Autant de mesures reprises à son compte par Donald Trump. «Ce n'est pas une coïncidence que nous ayons appelé à une série de mesures (...) et qu'elles se produisent», a déclaré récemment l'un des co-auteurs du «projet Esther», Robert Greenway, au New York Times.

«Complètement ridicule»

La Heritage Foundation n'a pas donné suite à la demande d'entretien de l'AFP.

Mais selon Stefanie Fox, directrice de Jewish Voice for Peace (JVP), qui multiplie les manifestations pour «stopper le génocide à Gaza», point de doute: «le projet Esther trace la voie à suivre pour l'administration Trump afin d'affûter les règles juridiques qui feront avancer les objectifs (de son) mouvement MAGA (Rendre sa grandeur à l'Amérique)».

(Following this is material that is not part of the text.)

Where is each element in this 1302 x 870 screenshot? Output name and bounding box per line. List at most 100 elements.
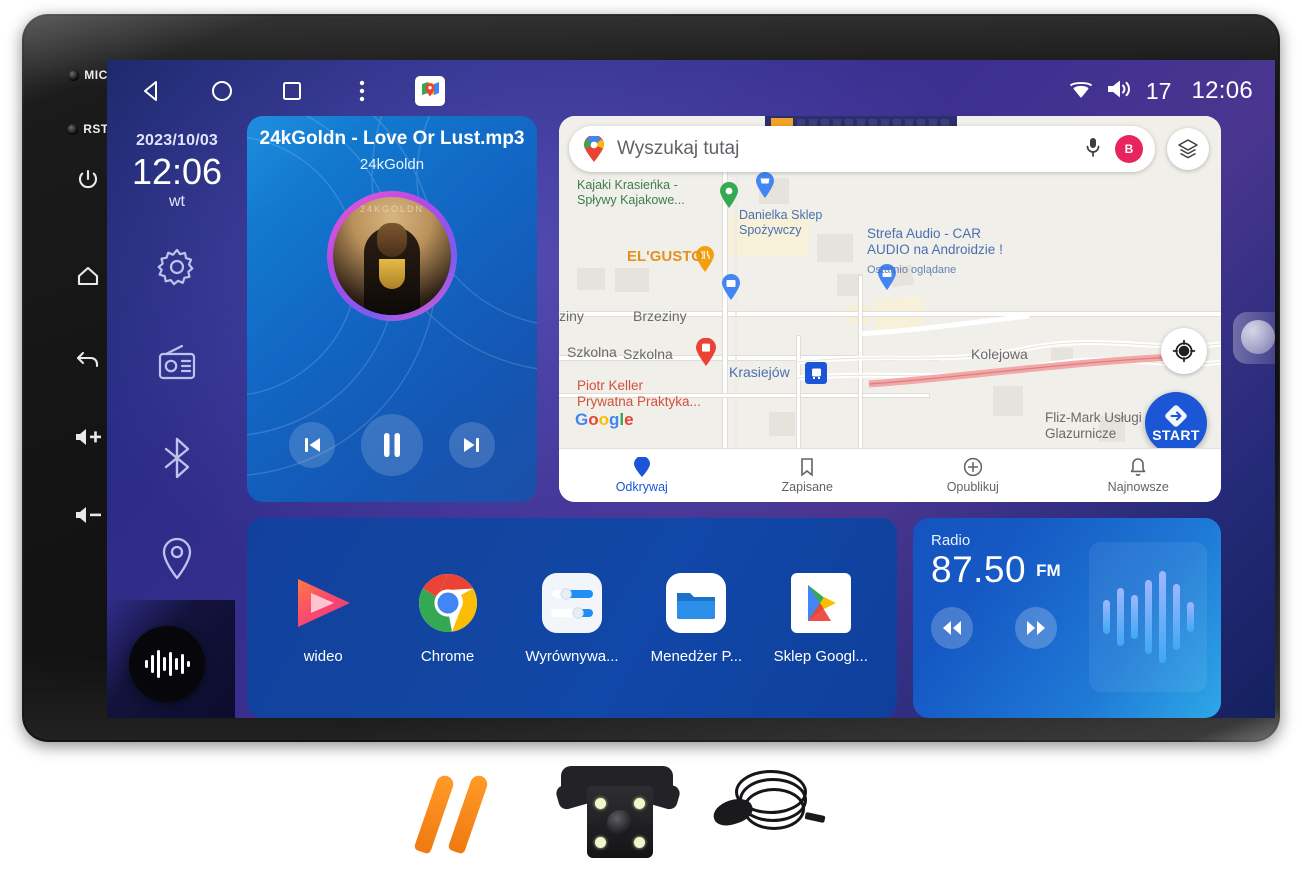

Mme Fox dément que son organisation fasse partie du «réseau de soutien» du Hamas comme l'en accuse le «projet Esther».

«C'est sans fondement, paranoïaque et risible», dit à l'AFP la directrice de cette organisation clairement marquée à gauche.

Or si 89% des quelque 7,2 millions de Juifs américains se disent préoccupés par l'antisémitisme, 64% désapprouvent la méthode du président Trump pour le combattre, selon un sondage réalisé pour le Jewish Voters Resource Center, institut spécialiste de l'électorat juif américain.

«Il y a de l'antisémitisme sur des campus, je ne vais pas le nier (...), mais dire que pour combattre l'antisémitisme il faille cibler l'éducation supérieure est complètement ridicule», explique à l'AFP Kevin Rachlin, l'un des ténors du projet Nexus, initiative de lutte contre l'antisémitisme sans rogner sur les institutions démocratiques.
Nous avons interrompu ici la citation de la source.